There is a small yes, but not for that big of a gap. There is some minimal advantage, which is if the framerate goes above that of a screen(even at 30 fps caps, you might hit 31 occasionally depending on how it’s limited), you get screen tearing. Screen tearing is where new and old frame overlap causing the image to tear. VSYNC and other tech avoids this, but comes at a cost of a small delay in framerate.
So the solution is simply to cap framerate either to a divisible part of the framerate, eg. 30 fps for 60 Hz screens, 60 fps for 120 Hz. You want divisible because if you create 35 fps, the frames will not be done at the same time as the screen is with showing a frame. Thus the need to have it semi matched up.

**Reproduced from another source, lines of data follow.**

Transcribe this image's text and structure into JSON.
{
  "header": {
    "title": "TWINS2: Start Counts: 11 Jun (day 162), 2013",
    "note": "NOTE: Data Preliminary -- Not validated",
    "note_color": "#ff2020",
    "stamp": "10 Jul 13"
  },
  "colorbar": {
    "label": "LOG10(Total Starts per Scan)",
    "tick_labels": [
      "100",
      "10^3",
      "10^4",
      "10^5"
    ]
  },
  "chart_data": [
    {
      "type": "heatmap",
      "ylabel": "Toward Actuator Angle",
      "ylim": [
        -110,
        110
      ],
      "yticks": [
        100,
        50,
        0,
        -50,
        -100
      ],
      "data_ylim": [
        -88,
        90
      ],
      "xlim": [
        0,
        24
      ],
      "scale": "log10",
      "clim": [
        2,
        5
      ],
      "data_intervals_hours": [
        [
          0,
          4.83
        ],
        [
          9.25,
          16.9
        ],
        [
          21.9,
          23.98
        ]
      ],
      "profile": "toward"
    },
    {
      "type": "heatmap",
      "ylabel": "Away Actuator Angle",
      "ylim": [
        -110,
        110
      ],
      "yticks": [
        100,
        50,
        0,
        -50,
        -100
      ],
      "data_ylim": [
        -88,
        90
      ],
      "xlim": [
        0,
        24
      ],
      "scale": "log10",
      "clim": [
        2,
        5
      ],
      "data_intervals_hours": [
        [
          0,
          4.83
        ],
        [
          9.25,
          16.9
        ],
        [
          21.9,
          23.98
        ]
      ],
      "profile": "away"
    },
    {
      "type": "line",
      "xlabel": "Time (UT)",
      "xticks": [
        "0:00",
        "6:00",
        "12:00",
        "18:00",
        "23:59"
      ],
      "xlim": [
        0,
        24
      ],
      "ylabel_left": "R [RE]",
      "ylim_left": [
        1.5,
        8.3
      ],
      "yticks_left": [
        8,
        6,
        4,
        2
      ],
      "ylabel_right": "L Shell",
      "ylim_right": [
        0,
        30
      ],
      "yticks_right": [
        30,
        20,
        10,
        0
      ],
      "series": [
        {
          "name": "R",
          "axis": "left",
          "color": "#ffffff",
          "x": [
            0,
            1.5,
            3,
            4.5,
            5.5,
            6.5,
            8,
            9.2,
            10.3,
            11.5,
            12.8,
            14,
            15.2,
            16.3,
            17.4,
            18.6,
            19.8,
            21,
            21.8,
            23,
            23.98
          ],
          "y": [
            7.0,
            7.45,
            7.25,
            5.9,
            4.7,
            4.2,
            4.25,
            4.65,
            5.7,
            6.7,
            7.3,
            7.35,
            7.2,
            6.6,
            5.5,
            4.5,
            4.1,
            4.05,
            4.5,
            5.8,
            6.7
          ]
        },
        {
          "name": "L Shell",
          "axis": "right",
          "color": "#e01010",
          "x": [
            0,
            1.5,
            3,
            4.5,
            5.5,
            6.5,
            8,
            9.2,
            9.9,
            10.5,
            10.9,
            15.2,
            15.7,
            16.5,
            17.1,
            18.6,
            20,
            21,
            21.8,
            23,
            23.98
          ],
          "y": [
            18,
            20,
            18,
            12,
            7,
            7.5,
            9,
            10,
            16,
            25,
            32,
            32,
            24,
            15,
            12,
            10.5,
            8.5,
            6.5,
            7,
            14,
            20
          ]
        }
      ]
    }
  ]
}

But this is a rather big loss for a good screen, so you’d like to just cap fps to a few frames below the screen Hz. Modern technologies deal with that by talking better with the screen, so the screen shows a frame until given a next one. GSYNC and FreeSync are the ones that allow variable framerate without needing to match screen Hz and FPS. (There are some limitations, particularly they can be limited to some framerate ranges iirc, and if you go above screen refresh rate you’ll still have either screen tearing or VSYNC kick in with that extra delay.)
I recently got my first FreeSync monitor and it’s the best thing ever. Everything looks so smooth!
If your PC cannot keep a stable 60 fps due to performance issues it is better to lock it at 30.
For power saving. If you play unlocked then the engine generates more frames while consuming more power.
Trying to keep them matched up isn’t always the best idea.
Your inputs are processed more often if you let the framerate go uncapped.